A relay involves all athletes working together and supporting each other every step of the race, ensuring that each athlete starts their leg of the race feeling prepared and at their best. And the hand-off of the baton symbolizes each step of the patient pathway, transferring from the care of doctors to social workers to family members many of whom become caregivers.  It’s crucial that this “patient hand-off” is done the same way as athletes passing on the baton- everyone involved needs to be alert and “in the know” at all times.

Today, one in 12 patients is readmitted to hospital within 30 days of being discharged. Frequently this is as a result of a glitch in communication somewhere in the patient hand-off, or passing of the baton.

“Families can become overwhelmed when a loved one is transitioning from a hospital stay to home,” says Bruce Mahony, of Home Instead Senior Care in Toronto. “These challenges can be a matter of logistics – such as the time of discharge, whether their loved one is prepared to leave the hospital, understanding medication and other health-related requirements, and the next steps of their recovery plan. It can be very confusing and there can easily be a breakdown in communication.”

When patients are sent home unprepared, they can misplace or misunderstand discharge instructions leaving them vulnerable to a hospital readmission. To reduce this risk, a combination of specific care and coordination can secure a safe and successful transition.
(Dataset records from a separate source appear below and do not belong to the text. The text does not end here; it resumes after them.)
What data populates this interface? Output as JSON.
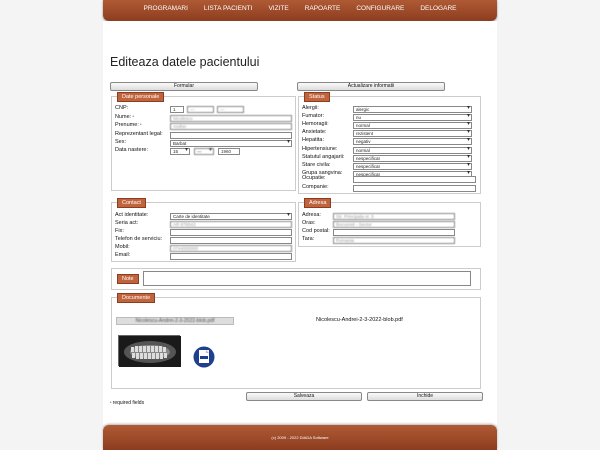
{
  "nav": {
    "items": [
      "PROGRAMARI",
      "LISTA PACIENTI",
      "VIZITE",
      "RAPOARTE",
      "CONFIGURARE",
      "DELOGARE"
    ]
  },
  "page_title": "Editeaza datele pacientului",
  "buttons": {
    "formular": "Formular",
    "actualizare": "Actualizare informatii",
    "salveaza": "Salveaza",
    "inchide": "Inchide"
  },
  "personal": {
    "legend": "Date personale",
    "cnp_label": "CNP:",
    "cnp_1": "1",
    "cnp_2": "—",
    "cnp_3": "—",
    "nume_label": "Nume:",
    "nume_value": "Nicolescu",
    "prenume_label": "Prenume:",
    "prenume_value": "Andrei",
    "repr_label": "Reprezentant legal:",
    "sex_label": "Sex:",
    "sex_value": "Barbat",
    "dob_label": "Data nastere:",
    "dob_day": "15",
    "dob_month": "—",
    "dob_year": "1960"
  },
  "status": {
    "legend": "Status",
    "rows": [
      {
        "label": "Alergii:",
        "value": "alergic"
      },
      {
        "label": "Fumator:",
        "value": "nu"
      },
      {
        "label": "Hemoragii:",
        "value": "normal"
      },
      {
        "label": "Anxietate:",
        "value": "rezistent"
      },
      {
        "label": "Hepatita:",
        "value": "negativ"
      },
      {
        "label": "Hipertensiune:",
        "value": "normal"
      },
      {
        "label": "Statutul angajarii:",
        "value": "nespecificat"
      },
      {
        "label": "Stare civila:",
        "value": "nespecificat"
      },
      {
        "label": "Grupa sangvina:",
        "value": "nespecificat"
      }
    ],
    "ocupatie_label": "Ocupatie:",
    "companie_label": "Companie:"
  },
  "contact": {
    "legend": "Contact",
    "act_label": "Act identitate:",
    "act_value": "Carte de identitate",
    "seria_label": "Seria act:",
    "seria_value": "AR 876543",
    "fix_label": "Fix:",
    "telserv_label": "Telefon de serviciu:",
    "mobil_label": "Mobil:",
    "mobil_value": "0744000000",
    "email_label": "Email:"
  },
  "adresa": {
    "legend": "Adresa",
    "adresa_label": "Adresa:",
    "adresa_value": "Str. Principala nr. 5",
    "oras_label": "Oras:",
    "oras_value": "Bucuresti - Sector",
    "cod_label": "Cod postal:",
    "tara_label": "Tara:",
    "tara_value": "Romania"
  },
  "note": {
    "legend": "Note"
  },
  "documente": {
    "legend": "Documente",
    "file1": "Nicolescu-Andrei-2-3-2022-blob.pdf",
    "file2": "Nicolescu-Andrei-2-3-2022-blob.pdf"
  },
  "required_note": "required fields",
  "footer": "(c) 2009 - 2022 DIADA Software"
}
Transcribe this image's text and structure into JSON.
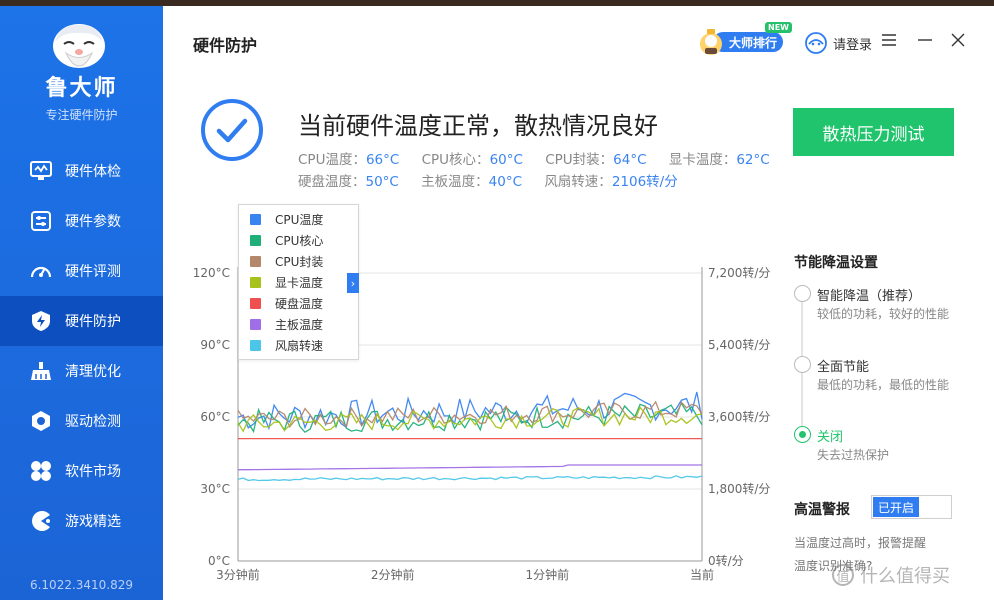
{
  "app": {
    "brand": "鲁大师",
    "tagline": "专注硬件防护",
    "version": "6.1022.3410.829"
  },
  "sidebar": {
    "items": [
      {
        "label": "硬件体检",
        "icon": "monitor-check-icon"
      },
      {
        "label": "硬件参数",
        "icon": "sliders-icon"
      },
      {
        "label": "硬件评测",
        "icon": "gauge-icon"
      },
      {
        "label": "硬件防护",
        "icon": "shield-bolt-icon",
        "active": true
      },
      {
        "label": "清理优化",
        "icon": "broom-icon"
      },
      {
        "label": "驱动检测",
        "icon": "gear-hex-icon"
      },
      {
        "label": "软件市场",
        "icon": "clover-icon"
      },
      {
        "label": "游戏精选",
        "icon": "pacman-icon"
      }
    ]
  },
  "header": {
    "title": "硬件防护",
    "rank_label": "大师排行",
    "new_tag": "NEW",
    "login_label": "请登录"
  },
  "status": {
    "title": "当前硬件温度正常，散热情况良好",
    "readings": [
      {
        "label": "CPU温度：",
        "value": "66°C"
      },
      {
        "label": "CPU核心：",
        "value": "60°C"
      },
      {
        "label": "CPU封装：",
        "value": "64°C"
      },
      {
        "label": "显卡温度：",
        "value": "62°C"
      },
      {
        "label": "硬盘温度：",
        "value": "50°C"
      },
      {
        "label": "主板温度：",
        "value": "40°C"
      },
      {
        "label": "风扇转速：",
        "value": "2106转/分"
      }
    ],
    "stress_button": "散热压力测试"
  },
  "chart_data": {
    "type": "line",
    "y_left_ticks": [
      "120°C",
      "90°C",
      "60°C",
      "30°C",
      "0°C"
    ],
    "y_right_ticks": [
      "7,200转/分",
      "5,400转/分",
      "3,600转/分",
      "1,800转/分",
      "0转/分"
    ],
    "x_ticks": [
      "3分钟前",
      "2分钟前",
      "1分钟前",
      "当前"
    ],
    "ylim_left": [
      0,
      120
    ],
    "ylim_right": [
      0,
      7200
    ],
    "series": [
      {
        "name": "CPU温度",
        "color": "#3a84f0",
        "base": 60,
        "noise": 6,
        "trend": 5
      },
      {
        "name": "CPU核心",
        "color": "#1fb079",
        "base": 58,
        "noise": 5,
        "trend": 3
      },
      {
        "name": "CPU封装",
        "color": "#b5876a",
        "base": 59,
        "noise": 4,
        "trend": 4
      },
      {
        "name": "显卡温度",
        "color": "#a7c21a",
        "base": 57,
        "noise": 4,
        "trend": 4
      },
      {
        "name": "硬盘温度",
        "color": "#ef4f4f",
        "base": 51,
        "noise": 0,
        "trend": 0
      },
      {
        "name": "主板温度",
        "color": "#a06ee6",
        "base": 38,
        "noise": 0,
        "trend": 2
      },
      {
        "name": "风扇转速",
        "color": "#4cc6e8",
        "base": 34,
        "noise": 0.6,
        "trend": 1
      }
    ]
  },
  "cooling": {
    "title": "节能降温设置",
    "options": [
      {
        "label": "智能降温（推荐）",
        "desc": "较低的功耗，较好的性能",
        "selected": false
      },
      {
        "label": "全面节能",
        "desc": "最低的功耗，最低的性能",
        "selected": false
      },
      {
        "label": "关闭",
        "desc": "失去过热保护",
        "selected": true
      }
    ]
  },
  "alarm": {
    "title": "高温警报",
    "toggle_label": "已开启",
    "desc_line1": "当温度过高时，报警提醒",
    "desc_line2": "温度识别准确?"
  },
  "watermark": {
    "text": "什么值得买",
    "glyph": "值"
  }
}
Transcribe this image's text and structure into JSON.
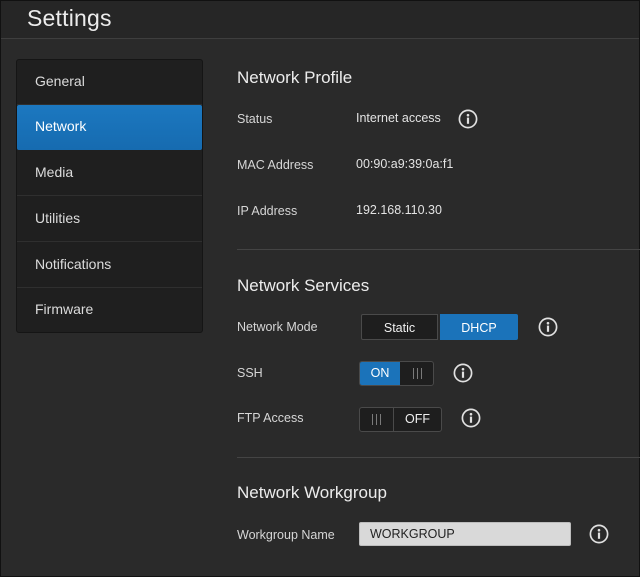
{
  "header": {
    "title": "Settings"
  },
  "sidebar": {
    "items": [
      {
        "label": "General"
      },
      {
        "label": "Network"
      },
      {
        "label": "Media"
      },
      {
        "label": "Utilities"
      },
      {
        "label": "Notifications"
      },
      {
        "label": "Firmware"
      }
    ],
    "active": "Network"
  },
  "network_profile": {
    "title": "Network Profile",
    "status_label": "Status",
    "status_value": "Internet access",
    "mac_label": "MAC Address",
    "mac_value": "00:90:a9:39:0a:f1",
    "ip_label": "IP Address",
    "ip_value": "192.168.110.30"
  },
  "network_services": {
    "title": "Network Services",
    "mode_label": "Network Mode",
    "mode_options": [
      "Static",
      "DHCP"
    ],
    "mode_selected": "DHCP",
    "ssh_label": "SSH",
    "ssh_state": "ON",
    "ftp_label": "FTP Access",
    "ftp_state": "OFF"
  },
  "network_workgroup": {
    "title": "Network Workgroup",
    "workgroup_label": "Workgroup Name",
    "workgroup_value": "WORKGROUP"
  },
  "icons": {
    "info": "info-icon",
    "toggle_grip": "grip-lines-icon"
  },
  "colors": {
    "accent": "#1b73ba",
    "background": "#2a2a2a",
    "sidebar_bg": "#1f1f1f",
    "input_bg": "#d9d9d9"
  }
}
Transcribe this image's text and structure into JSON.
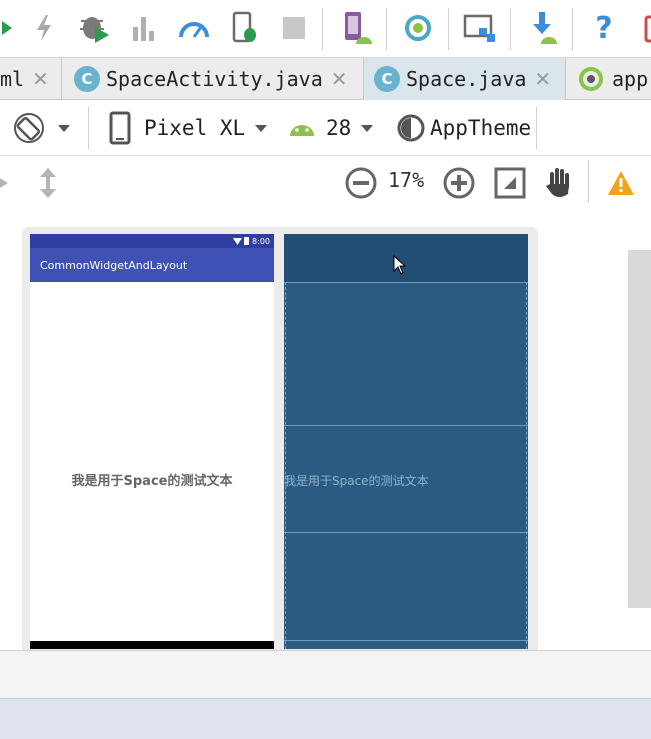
{
  "toolbar": {
    "icons": [
      "run-icon",
      "apply-changes-icon",
      "debug-icon",
      "profile-icon",
      "attach-debugger-icon",
      "stop-icon",
      "avd-manager-icon",
      "sync-icon",
      "project-structure-icon",
      "sdk-manager-icon",
      "help-icon"
    ],
    "accent_colors": {
      "run": "#2e9a4f",
      "android": "#8bc34a",
      "blue": "#3d8ed9",
      "red": "#d24b4b",
      "purple": "#8a5aa0"
    }
  },
  "tabs": [
    {
      "label": "ml",
      "closable": true
    },
    {
      "label": "SpaceActivity.java",
      "icon": "C",
      "closable": true
    },
    {
      "label": "Space.java",
      "icon": "C",
      "closable": true,
      "active": true
    },
    {
      "label": "app",
      "icon": "app-module-icon"
    }
  ],
  "device_toolbar": {
    "orientation_icon": "rotate-icon",
    "device": "Pixel XL",
    "api_level": "28",
    "theme": "AppTheme"
  },
  "zoom_toolbar": {
    "zoom_level": "17%",
    "warning_icon": "warning-icon"
  },
  "preview": {
    "status_time": "8:00",
    "app_title": "CommonWidgetAndLayout",
    "center_text": "我是用于Space的测试文本",
    "blueprint_text": "我是用于Space的测试文本"
  }
}
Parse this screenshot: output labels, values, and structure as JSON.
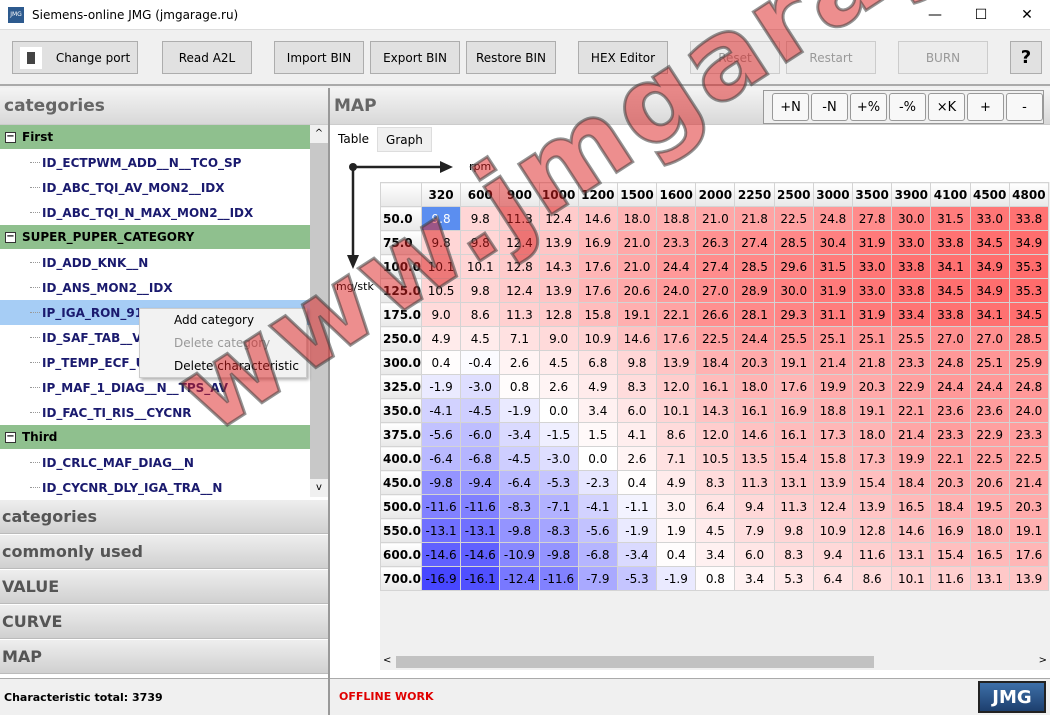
{
  "window": {
    "title": "Siemens-online JMG (jmgarage.ru)",
    "logo": "JMG",
    "minimize": "—",
    "maximize": "☐",
    "close": "✕"
  },
  "toolbar": {
    "change_port": "Change port",
    "read_a2l": "Read A2L",
    "import_bin": "Import BIN",
    "export_bin": "Export BIN",
    "restore_bin": "Restore BIN",
    "hex_editor": "HEX Editor",
    "reset": "Reset",
    "restart": "Restart",
    "burn": "BURN",
    "help": "?"
  },
  "left": {
    "header": "categories",
    "tree": [
      {
        "type": "cat",
        "label": "First"
      },
      {
        "type": "item",
        "label": "ID_ECTPWM_ADD__N__TCO_SP"
      },
      {
        "type": "item",
        "label": "ID_ABC_TQI_AV_MON2__IDX"
      },
      {
        "type": "item",
        "label": "ID_ABC_TQI_N_MAX_MON2__IDX"
      },
      {
        "type": "cat",
        "label": "SUPER_PUPER_CATEGORY"
      },
      {
        "type": "item",
        "label": "ID_ADD_KNK__N"
      },
      {
        "type": "item",
        "label": "ID_ANS_MON2__IDX"
      },
      {
        "type": "item",
        "label": "IP_IGA_RON_91_F",
        "selected": true
      },
      {
        "type": "item",
        "label": "ID_SAF_TAB__V_S"
      },
      {
        "type": "item",
        "label": "IP_TEMP_ECF_UP_"
      },
      {
        "type": "item",
        "label": "IP_MAF_1_DIAG__N__TPS_AV"
      },
      {
        "type": "item",
        "label": "ID_FAC_TI_RIS__CYCNR"
      },
      {
        "type": "cat",
        "label": "Third"
      },
      {
        "type": "item",
        "label": "ID_CRLC_MAF_DIAG__N"
      },
      {
        "type": "item",
        "label": "ID_CYCNR_DLY_IGA_TRA__N"
      }
    ],
    "context_menu": {
      "add_category": "Add category",
      "delete_category": "Delete category",
      "delete_characteristic": "Delete characteristic"
    },
    "accordion": [
      "categories",
      "commonly used",
      "VALUE",
      "CURVE",
      "MAP"
    ],
    "status": "Characteristic total: 3739"
  },
  "right": {
    "header": "MAP",
    "ops": [
      "+N",
      "-N",
      "+%",
      "-%",
      "×K",
      "+",
      "-"
    ],
    "tabs": [
      "Table",
      "Graph"
    ],
    "x_axis": "rpm",
    "y_axis": "mg/stk",
    "status": "OFFLINE WORK",
    "logo": "JMG"
  },
  "table": {
    "cols": [
      "320",
      "600",
      "900",
      "1000",
      "1200",
      "1500",
      "1600",
      "2000",
      "2250",
      "2500",
      "3000",
      "3500",
      "3900",
      "4100",
      "4500",
      "4800"
    ],
    "rows": [
      {
        "h": "50.0",
        "v": [
          "9.8",
          "9.8",
          "11.3",
          "12.4",
          "14.6",
          "18.0",
          "18.8",
          "21.0",
          "21.8",
          "22.5",
          "24.8",
          "27.8",
          "30.0",
          "31.5",
          "33.0",
          "33.8"
        ]
      },
      {
        "h": "75.0",
        "v": [
          "9.8",
          "9.8",
          "12.4",
          "13.9",
          "16.9",
          "21.0",
          "23.3",
          "26.3",
          "27.4",
          "28.5",
          "30.4",
          "31.9",
          "33.0",
          "33.8",
          "34.5",
          "34.9"
        ]
      },
      {
        "h": "100.0",
        "v": [
          "10.1",
          "10.1",
          "12.8",
          "14.3",
          "17.6",
          "21.0",
          "24.4",
          "27.4",
          "28.5",
          "29.6",
          "31.5",
          "33.0",
          "33.8",
          "34.1",
          "34.9",
          "35.3"
        ]
      },
      {
        "h": "125.0",
        "v": [
          "10.5",
          "9.8",
          "12.4",
          "13.9",
          "17.6",
          "20.6",
          "24.0",
          "27.0",
          "28.9",
          "30.0",
          "31.9",
          "33.0",
          "33.8",
          "34.5",
          "34.9",
          "35.3"
        ]
      },
      {
        "h": "175.0",
        "v": [
          "9.0",
          "8.6",
          "11.3",
          "12.8",
          "15.8",
          "19.1",
          "22.1",
          "26.6",
          "28.1",
          "29.3",
          "31.1",
          "31.9",
          "33.4",
          "33.8",
          "34.1",
          "34.5"
        ]
      },
      {
        "h": "250.0",
        "v": [
          "4.9",
          "4.5",
          "7.1",
          "9.0",
          "10.9",
          "14.6",
          "17.6",
          "22.5",
          "24.4",
          "25.5",
          "25.1",
          "25.1",
          "25.5",
          "27.0",
          "27.0",
          "28.5"
        ]
      },
      {
        "h": "300.0",
        "v": [
          "0.4",
          "-0.4",
          "2.6",
          "4.5",
          "6.8",
          "9.8",
          "13.9",
          "18.4",
          "20.3",
          "19.1",
          "21.4",
          "21.8",
          "23.3",
          "24.8",
          "25.1",
          "25.9"
        ]
      },
      {
        "h": "325.0",
        "v": [
          "-1.9",
          "-3.0",
          "0.8",
          "2.6",
          "4.9",
          "8.3",
          "12.0",
          "16.1",
          "18.0",
          "17.6",
          "19.9",
          "20.3",
          "22.9",
          "24.4",
          "24.4",
          "24.8"
        ]
      },
      {
        "h": "350.0",
        "v": [
          "-4.1",
          "-4.5",
          "-1.9",
          "0.0",
          "3.4",
          "6.0",
          "10.1",
          "14.3",
          "16.1",
          "16.9",
          "18.8",
          "19.1",
          "22.1",
          "23.6",
          "23.6",
          "24.0"
        ]
      },
      {
        "h": "375.0",
        "v": [
          "-5.6",
          "-6.0",
          "-3.4",
          "-1.5",
          "1.5",
          "4.1",
          "8.6",
          "12.0",
          "14.6",
          "16.1",
          "17.3",
          "18.0",
          "21.4",
          "23.3",
          "22.9",
          "23.3"
        ]
      },
      {
        "h": "400.0",
        "v": [
          "-6.4",
          "-6.8",
          "-4.5",
          "-3.0",
          "0.0",
          "2.6",
          "7.1",
          "10.5",
          "13.5",
          "15.4",
          "15.8",
          "17.3",
          "19.9",
          "22.1",
          "22.5",
          "22.5"
        ]
      },
      {
        "h": "450.0",
        "v": [
          "-9.8",
          "-9.4",
          "-6.4",
          "-5.3",
          "-2.3",
          "0.4",
          "4.9",
          "8.3",
          "11.3",
          "13.1",
          "13.9",
          "15.4",
          "18.4",
          "20.3",
          "20.6",
          "21.4"
        ]
      },
      {
        "h": "500.0",
        "v": [
          "-11.6",
          "-11.6",
          "-8.3",
          "-7.1",
          "-4.1",
          "-1.1",
          "3.0",
          "6.4",
          "9.4",
          "11.3",
          "12.4",
          "13.9",
          "16.5",
          "18.4",
          "19.5",
          "20.3"
        ]
      },
      {
        "h": "550.0",
        "v": [
          "-13.1",
          "-13.1",
          "-9.8",
          "-8.3",
          "-5.6",
          "-1.9",
          "1.9",
          "4.5",
          "7.9",
          "9.8",
          "10.9",
          "12.8",
          "14.6",
          "16.9",
          "18.0",
          "19.1"
        ]
      },
      {
        "h": "600.0",
        "v": [
          "-14.6",
          "-14.6",
          "-10.9",
          "-9.8",
          "-6.8",
          "-3.4",
          "0.4",
          "3.4",
          "6.0",
          "8.3",
          "9.4",
          "11.6",
          "13.1",
          "15.4",
          "16.5",
          "17.6"
        ]
      },
      {
        "h": "700.0",
        "v": [
          "-16.9",
          "-16.1",
          "-12.4",
          "-11.6",
          "-7.9",
          "-5.3",
          "-1.9",
          "0.8",
          "3.4",
          "5.3",
          "6.4",
          "8.6",
          "10.1",
          "11.6",
          "13.1",
          "13.9"
        ]
      }
    ]
  },
  "watermark": "www.jmgarage.ru",
  "colors": {
    "category": "#8fc08e",
    "selected": "#a6cdf5",
    "offline": "#e00000",
    "hot": "#ff6b6b",
    "cold": "#4a4af0"
  }
}
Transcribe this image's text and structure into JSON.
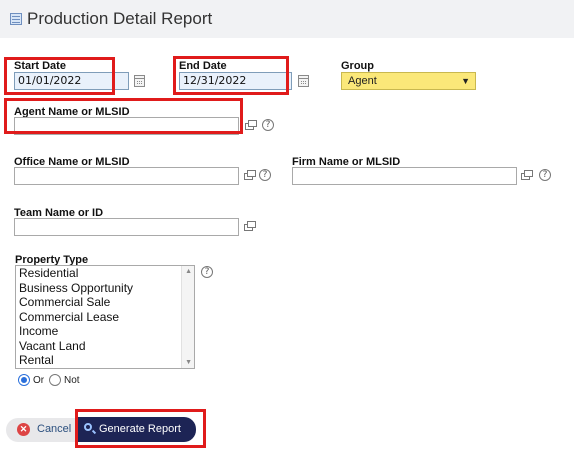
{
  "header": {
    "title": "Production Detail Report",
    "icon": "report-icon"
  },
  "form": {
    "start_date": {
      "label": "Start Date",
      "value": "01/01/2022"
    },
    "end_date": {
      "label": "End Date",
      "value": "12/31/2022"
    },
    "group": {
      "label": "Group",
      "selected": "Agent"
    },
    "agent": {
      "label": "Agent Name or MLSID",
      "value": ""
    },
    "office": {
      "label": "Office Name or MLSID",
      "value": ""
    },
    "firm": {
      "label": "Firm Name or MLSID",
      "value": ""
    },
    "team": {
      "label": "Team Name or ID",
      "value": ""
    },
    "property_type": {
      "label": "Property Type",
      "options": [
        "Residential",
        "Business Opportunity",
        "Commercial Sale",
        "Commercial Lease",
        "Income",
        "Vacant Land",
        "Rental"
      ]
    },
    "logic": {
      "or_label": "Or",
      "not_label": "Not",
      "selected": "Or"
    }
  },
  "actions": {
    "cancel_label": "Cancel",
    "generate_label": "Generate Report"
  },
  "colors": {
    "highlight": "#e01b1b",
    "group_select_bg": "#fbe879",
    "generate_bg": "#1d2455",
    "date_bg": "#e9f1fb"
  }
}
Speaking as a daughter of a 91-year-old father who spent a lengthy time in hospital, I have a few of my own recommendations that I believe will contribute to a more person-centered approach in the patient pathway, enabling an easier hand-off throughout the process.

  1. Health care professionals and family caregivers must collaborate. This can be done by initiating the conversation and building relationships with those involved in the patient’s care and with community resources including family doctors, pharmacists, Meals on Wheels, community centres and gyms.
  2. Family caregivers should feel free to ask questions and not be intimidated. Active dialogue and open communication between all those involved in the patient pathway is key. This will stem from building relationships with one another and being fully informed with all that’s involved in each stage of the patient experience.
  3. As a caregiver, feel free to admit when you’ve had enough or are in over your head. Ask for help from friends, community resources and family doctors. Respite is also available from professional caregivers or, for older adults, with short-stays in retirement residences.

As our baby boomers and seniors age, the patient pathway can be daunting. But with open lines of communication and active engagement on all fronts, the baton won’t drop and the patient family is better served.  It’s a win-win situation for everyone.